HUH?  We have told her like I mentioned previously that I have a phone but I don't really use it so I don't give out the number.  Mr. Husband was stunned over this bizarre offering and just said "No, we're fine".   He didn't go into detail of the obvious that I have a phone and she knows this and thought maybe I had told her a tale about phone sharing, which I hadn't, and was covering for me.  So the next day she calls again pushing about buying me a phone.  Mr. Husband tells her again "No, we're fine, We have phones under control."  And then she just goes ape shit and screams 
 "I KNOW MARY HAS A PHONE!!!!! I SAW IT FALL OUT OF HER PURSE!!!!" 
and she hangs up.  And mind you, she called and did this to him while he was at work.

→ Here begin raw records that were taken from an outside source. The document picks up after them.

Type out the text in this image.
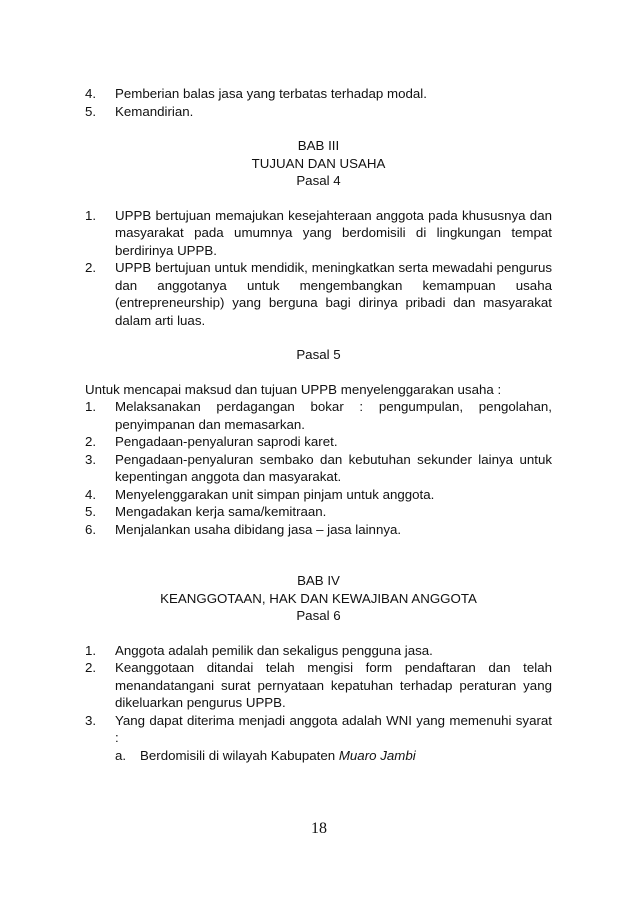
4.	Pemberian balas jasa yang terbatas terhadap modal.
5.	Kemandirian.
BAB III
TUJUAN DAN USAHA
Pasal 4
1.	UPPB bertujuan memajukan kesejahteraan anggota pada khususnya dan masyarakat pada umumnya yang berdomisili di lingkungan tempat berdirinya UPPB.
2.	UPPB bertujuan untuk mendidik, meningkatkan serta mewadahi pengurus dan anggotanya untuk mengembangkan kemampuan usaha (entrepreneurship) yang berguna bagi dirinya pribadi dan masyarakat dalam arti luas.
Pasal 5
Untuk mencapai maksud dan tujuan UPPB menyelenggarakan usaha :
1.	Melaksanakan perdagangan bokar : pengumpulan, pengolahan, penyimpanan dan memasarkan.
2.	Pengadaan-penyaluran saprodi karet.
3.	Pengadaan-penyaluran sembako dan kebutuhan sekunder lainya untuk kepentingan anggota dan masyarakat.
4.	Menyelenggarakan unit simpan pinjam untuk anggota.
5.	Mengadakan kerja sama/kemitraan.
6.	Menjalankan usaha dibidang jasa – jasa lainnya.
BAB IV
KEANGGOTAAN, HAK DAN KEWAJIBAN ANGGOTA
Pasal 6
1.	Anggota adalah pemilik dan sekaligus pengguna jasa.
2.	Keanggotaan ditandai telah mengisi form pendaftaran dan telah menandatangani surat pernyataan kepatuhan terhadap peraturan yang dikeluarkan pengurus UPPB.
3.	Yang dapat diterima menjadi anggota adalah WNI yang memenuhi syarat :
a.	Berdomisili di wilayah Kabupaten Muaro Jambi
18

Ya'll.... WTF.  She's coo coo for cocoa puffs.
  I literally showed her a photo on my phone at Christmas.  I have never told her I didn't have a phone.

So, the other part of this that is weirdly odd is I had posted my rant over her here and then days later she calls Mr. Husband up about the phone, something I had mentioned in the post.  Makes me wonder if somehow she has privy to MhiCTy.  No matter really.  Maybe if she reads this it will help her to control her pushiness and stop driving Mr. Husband to having a mental breakdown.

Next time I'll have to tell you all about her and the blue cup....good Lord.

Tuesday, January 09, 2024

Nachos Flanders Style!


Howdilly diddily doodily!  
It's that time of year where we all think about dropping those 30 pounds we put on over the last 3 years!
Or is that just me?

Every Saturday night Mr. Husband and I go to Lucy and Ricky's house to view the new episodes of our show Nightmare Theatre (now in season 4).  As a side note last week's offering of the abominable movie "Don't Look In The Basement" featured me shuffling around like a Nuthouse Granny.  The episode isn't loaded yet on the PBS site so I can't link it for you....Rats!!  Rats! Rats! Rats!

So not only are Mr. Husband Sir and myself cutting out all delicious foods, Lucy and Ricky are on the band wagon too.  This causes quite the dilemma when it comes to bringing a fun snack for us all to share because diet food isn't fun.  There are no appetizers or desserts I can sculpt from diet food that will taste good.  Highly annoyed by this my brain scanned my internal rolodex of snark and food and it landed on Nachos Flanders Style! 


It's just plain cottage cheese on plain sliced cucumbers.


Oh boy.  We're having ourselves a time now.
Mr. Husband did make an alternative version of these by spicing the hell-o diddily out of the cottage cheese to the point he made it orange but it was of little help.

Here is the scene all set and how it went down for us:


On another side note I came across this super fun site The Joy of Cooking Milhouse where they make a ton of the foods seen on The Simpsons.  I'll be spending some hours perusing all of the fun, indeedily-doodily hoodily!